Liputan6.com, Jakarta - Menteri Perencanaan Pembangunan Nasional (PPN/Bappenas), Bambang Brodjonegoro mengatakan, untuk bisa menjadikan ekspor sebagai sumber pertumbuhan ekonomi RI ada beberapa hal yang harus dilakukan.
Salah satunya adalah mendorong diversifikasi produk industri untuk mengisi pasar ekspor.
"Diversifikasi dari produk ekspor itu penting selain diversifikasi negara tujuan," kata Bambang saat ditemui di Jakarta, seperti ditulis Rabu (13/3/2019).
Baca Juga
Advertisement
Bambang menuturkan, untuk bisa menggenjot pertumbuhan ekspor pemerintah juga tidak bisa hanya mengandalkan eskpor dari sumber daya alam (SDA) yang selama ini mendominasi, seperti batu bara dan kelapa sawit. Namun, perlu juga menggenjot komponen lain seperti industri manufaktur.
"Meski pun tetap harus kita dorong ekspornya (batu bara dan kelapa sawit) sudah saatnya kita melakukan diversifikasi dengan ekspor dari produk manufaktur," kata dia.
Menurut Bambang, ekspor produk manufaktur memiliki nilai tambah dan daya saing yang tinggi. Kemudian juga jelas produk manufaktur secara kompleksitas dapat berkelanjutan dan bisa bertahan dalam waktu yang lama.
"Itu yang kemudian satu persatu kita harus dorong ekspor manufaktur yang memenuhi syarat tersebut," pungkasnya.

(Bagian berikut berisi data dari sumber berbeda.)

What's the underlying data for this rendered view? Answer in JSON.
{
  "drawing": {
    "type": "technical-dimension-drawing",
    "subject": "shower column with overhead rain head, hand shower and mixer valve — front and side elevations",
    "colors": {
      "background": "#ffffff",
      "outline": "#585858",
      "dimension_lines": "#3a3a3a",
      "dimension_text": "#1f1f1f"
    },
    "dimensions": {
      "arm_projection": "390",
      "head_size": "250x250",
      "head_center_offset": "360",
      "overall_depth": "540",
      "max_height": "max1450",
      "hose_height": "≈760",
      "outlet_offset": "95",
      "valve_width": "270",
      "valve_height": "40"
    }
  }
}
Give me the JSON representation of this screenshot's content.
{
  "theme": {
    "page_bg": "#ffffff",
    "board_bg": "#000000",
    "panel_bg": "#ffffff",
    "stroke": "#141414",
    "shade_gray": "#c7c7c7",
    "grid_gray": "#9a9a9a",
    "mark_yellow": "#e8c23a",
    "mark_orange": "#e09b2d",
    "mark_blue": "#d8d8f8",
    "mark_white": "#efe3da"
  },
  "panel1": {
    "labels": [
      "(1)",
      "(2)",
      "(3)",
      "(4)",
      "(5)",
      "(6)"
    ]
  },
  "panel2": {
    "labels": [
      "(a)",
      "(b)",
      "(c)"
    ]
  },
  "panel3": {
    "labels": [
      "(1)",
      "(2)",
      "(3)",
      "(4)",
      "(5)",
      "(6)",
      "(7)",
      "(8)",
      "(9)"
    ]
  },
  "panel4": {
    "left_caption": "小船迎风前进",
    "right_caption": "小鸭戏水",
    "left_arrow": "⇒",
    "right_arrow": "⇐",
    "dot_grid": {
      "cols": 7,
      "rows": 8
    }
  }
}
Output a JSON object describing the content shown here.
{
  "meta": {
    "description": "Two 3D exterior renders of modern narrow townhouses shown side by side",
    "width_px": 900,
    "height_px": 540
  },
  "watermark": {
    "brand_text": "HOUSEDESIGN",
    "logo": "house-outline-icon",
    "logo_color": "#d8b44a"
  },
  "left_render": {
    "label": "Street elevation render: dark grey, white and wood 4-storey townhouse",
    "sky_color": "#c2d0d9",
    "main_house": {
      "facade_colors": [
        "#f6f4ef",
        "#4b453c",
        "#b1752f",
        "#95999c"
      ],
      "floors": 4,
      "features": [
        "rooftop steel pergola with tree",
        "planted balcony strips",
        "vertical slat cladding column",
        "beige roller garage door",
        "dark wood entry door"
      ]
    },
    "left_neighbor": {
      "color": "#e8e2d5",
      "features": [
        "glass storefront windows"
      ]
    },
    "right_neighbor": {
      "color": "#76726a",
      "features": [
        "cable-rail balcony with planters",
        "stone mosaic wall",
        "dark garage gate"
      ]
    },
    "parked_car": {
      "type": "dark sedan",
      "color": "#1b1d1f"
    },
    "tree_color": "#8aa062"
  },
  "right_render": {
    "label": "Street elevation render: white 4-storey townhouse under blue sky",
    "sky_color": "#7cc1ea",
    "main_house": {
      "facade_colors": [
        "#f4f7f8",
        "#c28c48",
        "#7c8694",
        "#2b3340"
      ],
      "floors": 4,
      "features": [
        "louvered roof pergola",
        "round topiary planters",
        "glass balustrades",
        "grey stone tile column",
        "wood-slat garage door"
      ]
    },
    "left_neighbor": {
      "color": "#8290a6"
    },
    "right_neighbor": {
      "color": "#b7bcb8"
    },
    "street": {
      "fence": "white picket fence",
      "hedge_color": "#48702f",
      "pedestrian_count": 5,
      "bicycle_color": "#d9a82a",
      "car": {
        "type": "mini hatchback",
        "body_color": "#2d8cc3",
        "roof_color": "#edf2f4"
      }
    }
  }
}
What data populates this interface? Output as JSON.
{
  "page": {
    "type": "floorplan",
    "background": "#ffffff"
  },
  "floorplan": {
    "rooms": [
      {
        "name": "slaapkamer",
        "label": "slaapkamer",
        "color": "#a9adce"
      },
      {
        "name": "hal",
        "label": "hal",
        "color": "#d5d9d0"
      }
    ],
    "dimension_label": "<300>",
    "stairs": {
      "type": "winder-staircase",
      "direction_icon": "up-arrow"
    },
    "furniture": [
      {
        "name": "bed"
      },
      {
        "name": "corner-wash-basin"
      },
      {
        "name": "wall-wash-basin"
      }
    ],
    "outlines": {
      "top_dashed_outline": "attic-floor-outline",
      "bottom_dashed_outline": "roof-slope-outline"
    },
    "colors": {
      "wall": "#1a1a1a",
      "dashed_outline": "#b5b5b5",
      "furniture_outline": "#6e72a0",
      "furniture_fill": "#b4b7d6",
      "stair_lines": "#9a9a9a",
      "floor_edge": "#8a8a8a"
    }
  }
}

Reporter: Dwi Aditya Putra
Sumber: Merdeka.com
Perang Dagang AS-China Tekan Ekspor Indonesia
Sebelumnya, Menteri Koordinator Bidang Perekonomian, Darmin Nasution menyatakan, dampak dari perang dagang antara Amerika Serikat (AS) dan China 'memukul' pertumbuhan komponen ekspor di Indonesia.
Apalagi kedua negara tersebut merupakan tujuan ekspor terbedar RI selama ini. "Kalau diperhatikan ekspor kita kalau di urut negara tujuan utamanya adalah pertama Tiongkok China, Kedua Amerika Serikat. Perang dagang itu ternyata memukul betul kepada kita. Kedua negara yang perang itu, kita tidak ikut perang tapi kena imbas," kata Menko Darmin saat menjadi pembicara di Rapat Kerja Nasional Kementerian Perdagangan, di Jakarta, Selasa 12 Maret 2019.
Darmin mengungkapkan, pertumbuhan ekspor Indonesia ke China pada 2018 hanya sebesar 17,7 persen.
Padahal pada tahun sebelumnya pertumbuhan ekpsor ke Negeri Tirai Bambu tersebut telah mencapai sebesar 45 persen. Angka ini menurun cukup siginifikan.
Kemudian pertumbuhan ekspor ke Amerika Serikat sendiri berada di posisi 3,6 persen pada 2018. Angka ini juga merosot bila dibandingkan posisi ekspor pada 2017 sebesar 10,9 persen.
"Lebih jelek lagi India. Ini urusan kelapa sawit. Minus 2,5 persen. Pada 2017 praktis sama dengan China sekitar 4 persen. Memang saya ingat kalau tidak ada di sini ke Jepang masih positif. Sebagai akibat ekspor 2018 melambatnya cukup signifikan," kata dia.
Seperti diketahui, perang dagang antara kedua negara tersebut bermula pada saat Presiden Amerika Serikat (AS), Donald Trump pada awal 2018 lalu telah menetapkan tarif sekitar USD 60 miliar atau sekitar Rp 827,34 triliun atas produk China masuk ke negeri Paman Sam. Kebijakan Trump tersebut memicu perang dagang.
Sebab, tak berselang lama, keputusan tersebut langsung mendapat respons dari China. China mengumumkan daftar 106 produk asal Amerika Serikat (AS) yang dinaikkan tarif impornya. Kementerian Perdagangan China mengatakan, tarif itu dirancang untuk mengenakan tarif produk AS hingga USD 50 miliar setiap tahun.